First Week of Lent: Only two full meals are eaten during the first five days, on Wednesday and Friday after the Presanctified Liturgy. Nothing is eaten from Monday morning until Wednesday evening, the longest time without food in the Church year. (Few laymen keep these rules in their fullness). For the Wednesday and Friday meals, as for all weekdays in Lent, meat and animal products, fish, dairy products, wine and oil are avoided. On Saturday of the first week, the usual rule for Lenten Saturdays begins (see below).
Weekdays in the Second through Sixth Weeks: The strict fasting rule is kept every day: avoidance of meat, meat products, fish, eggs, dairy, wine and oil.
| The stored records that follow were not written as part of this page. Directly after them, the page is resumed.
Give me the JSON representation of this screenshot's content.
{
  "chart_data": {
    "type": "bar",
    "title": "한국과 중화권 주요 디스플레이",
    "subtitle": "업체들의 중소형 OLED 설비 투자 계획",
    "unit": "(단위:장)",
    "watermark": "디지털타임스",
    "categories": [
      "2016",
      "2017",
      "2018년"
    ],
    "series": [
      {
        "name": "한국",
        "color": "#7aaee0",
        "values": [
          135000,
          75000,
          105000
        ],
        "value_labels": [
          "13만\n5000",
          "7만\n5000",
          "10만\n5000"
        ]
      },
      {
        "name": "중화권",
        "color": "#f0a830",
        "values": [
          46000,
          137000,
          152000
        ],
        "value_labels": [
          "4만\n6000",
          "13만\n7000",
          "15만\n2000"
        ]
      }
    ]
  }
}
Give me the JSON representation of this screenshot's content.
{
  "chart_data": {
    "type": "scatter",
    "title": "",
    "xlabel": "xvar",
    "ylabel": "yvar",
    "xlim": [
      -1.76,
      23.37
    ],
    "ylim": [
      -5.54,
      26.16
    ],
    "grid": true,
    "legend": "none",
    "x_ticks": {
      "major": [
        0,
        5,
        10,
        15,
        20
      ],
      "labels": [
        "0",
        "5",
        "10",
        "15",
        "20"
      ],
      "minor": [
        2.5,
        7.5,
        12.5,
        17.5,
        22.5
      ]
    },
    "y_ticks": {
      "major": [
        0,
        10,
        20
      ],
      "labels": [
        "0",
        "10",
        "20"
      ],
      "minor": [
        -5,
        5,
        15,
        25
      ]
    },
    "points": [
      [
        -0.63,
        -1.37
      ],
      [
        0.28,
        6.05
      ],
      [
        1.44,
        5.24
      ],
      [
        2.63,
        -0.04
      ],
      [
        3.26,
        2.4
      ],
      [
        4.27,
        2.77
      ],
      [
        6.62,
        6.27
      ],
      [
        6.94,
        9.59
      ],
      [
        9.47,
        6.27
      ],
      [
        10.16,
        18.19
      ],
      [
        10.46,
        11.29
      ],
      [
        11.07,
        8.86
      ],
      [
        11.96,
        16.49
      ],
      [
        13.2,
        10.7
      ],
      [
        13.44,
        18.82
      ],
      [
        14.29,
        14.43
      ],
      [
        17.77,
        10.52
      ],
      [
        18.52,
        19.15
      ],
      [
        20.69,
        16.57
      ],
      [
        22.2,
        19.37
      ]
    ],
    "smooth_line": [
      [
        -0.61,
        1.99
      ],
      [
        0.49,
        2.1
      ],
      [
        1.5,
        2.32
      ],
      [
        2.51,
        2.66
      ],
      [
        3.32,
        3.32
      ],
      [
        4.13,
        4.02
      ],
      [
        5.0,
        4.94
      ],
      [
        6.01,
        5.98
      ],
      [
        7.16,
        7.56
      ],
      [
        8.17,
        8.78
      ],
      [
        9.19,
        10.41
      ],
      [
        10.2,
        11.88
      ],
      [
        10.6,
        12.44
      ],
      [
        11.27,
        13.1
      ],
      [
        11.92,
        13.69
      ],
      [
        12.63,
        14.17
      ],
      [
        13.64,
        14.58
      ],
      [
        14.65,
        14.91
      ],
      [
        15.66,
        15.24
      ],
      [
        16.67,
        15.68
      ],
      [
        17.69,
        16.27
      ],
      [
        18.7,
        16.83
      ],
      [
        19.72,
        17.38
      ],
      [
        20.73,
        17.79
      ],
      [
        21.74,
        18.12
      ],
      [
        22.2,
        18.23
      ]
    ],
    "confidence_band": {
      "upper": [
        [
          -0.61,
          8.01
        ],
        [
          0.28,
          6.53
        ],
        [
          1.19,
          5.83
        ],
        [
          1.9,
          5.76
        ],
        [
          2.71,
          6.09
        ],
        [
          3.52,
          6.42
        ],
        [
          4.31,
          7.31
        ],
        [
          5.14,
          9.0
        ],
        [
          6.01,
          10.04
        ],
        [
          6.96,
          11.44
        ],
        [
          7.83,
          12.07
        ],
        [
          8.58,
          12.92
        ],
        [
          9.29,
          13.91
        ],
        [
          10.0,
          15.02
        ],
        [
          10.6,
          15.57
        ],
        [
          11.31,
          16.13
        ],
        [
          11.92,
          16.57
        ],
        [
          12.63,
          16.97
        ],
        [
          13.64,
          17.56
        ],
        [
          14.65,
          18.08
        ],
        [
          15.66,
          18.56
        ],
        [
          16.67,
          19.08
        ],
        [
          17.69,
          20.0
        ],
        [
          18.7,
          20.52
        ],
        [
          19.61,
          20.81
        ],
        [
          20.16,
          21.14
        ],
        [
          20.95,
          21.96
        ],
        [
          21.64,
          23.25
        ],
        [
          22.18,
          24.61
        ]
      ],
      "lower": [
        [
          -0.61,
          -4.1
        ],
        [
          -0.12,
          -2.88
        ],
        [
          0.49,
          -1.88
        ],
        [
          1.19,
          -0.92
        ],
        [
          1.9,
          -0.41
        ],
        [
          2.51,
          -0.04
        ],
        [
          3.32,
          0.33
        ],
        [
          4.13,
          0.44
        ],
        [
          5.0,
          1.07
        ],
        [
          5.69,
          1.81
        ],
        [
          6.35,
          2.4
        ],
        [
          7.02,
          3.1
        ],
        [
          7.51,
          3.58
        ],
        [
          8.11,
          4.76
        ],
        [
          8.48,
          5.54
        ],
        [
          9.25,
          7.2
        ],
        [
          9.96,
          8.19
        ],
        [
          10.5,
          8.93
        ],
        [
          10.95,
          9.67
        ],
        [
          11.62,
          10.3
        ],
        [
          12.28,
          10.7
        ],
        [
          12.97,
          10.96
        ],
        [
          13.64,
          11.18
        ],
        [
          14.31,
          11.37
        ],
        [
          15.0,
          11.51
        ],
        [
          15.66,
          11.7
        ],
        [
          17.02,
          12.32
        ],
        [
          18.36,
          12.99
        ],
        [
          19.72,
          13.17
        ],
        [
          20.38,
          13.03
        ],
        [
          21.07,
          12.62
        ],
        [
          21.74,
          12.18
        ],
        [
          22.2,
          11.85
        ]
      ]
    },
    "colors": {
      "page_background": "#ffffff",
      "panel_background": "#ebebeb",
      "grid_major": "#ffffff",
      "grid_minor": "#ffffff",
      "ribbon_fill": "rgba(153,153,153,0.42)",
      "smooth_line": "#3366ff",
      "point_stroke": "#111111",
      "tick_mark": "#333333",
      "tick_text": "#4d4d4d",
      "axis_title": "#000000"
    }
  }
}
Saturdays and Sundays in the Second through Sixth Weeks: Wine and oil are permitted; otherwise the strict fasting rule is kept.
Holy Week: The Thursday evening meal is ideally the last meal taken until Pascha. At this meal, wine and oil are permitted. The Fast of Great and Holy Friday is the strictest fast day of the year: even those who have not kept a strict Lenten fast are strongly urged not to eat on this day. After St. Basil's Liturgy on Holy Saturday, a little wine and fruit may be taken for sustenance. The fast is sometimes broken on Saturday night after Resurrection Matins, or, at the latest, after the Divine Liturgy on Pascha.
Wine and oil are permitted on several feast days if they fall on a weekday during Lent. Consult your parish calendar. On Annunciation and Palm Sunday, fish is also permitted.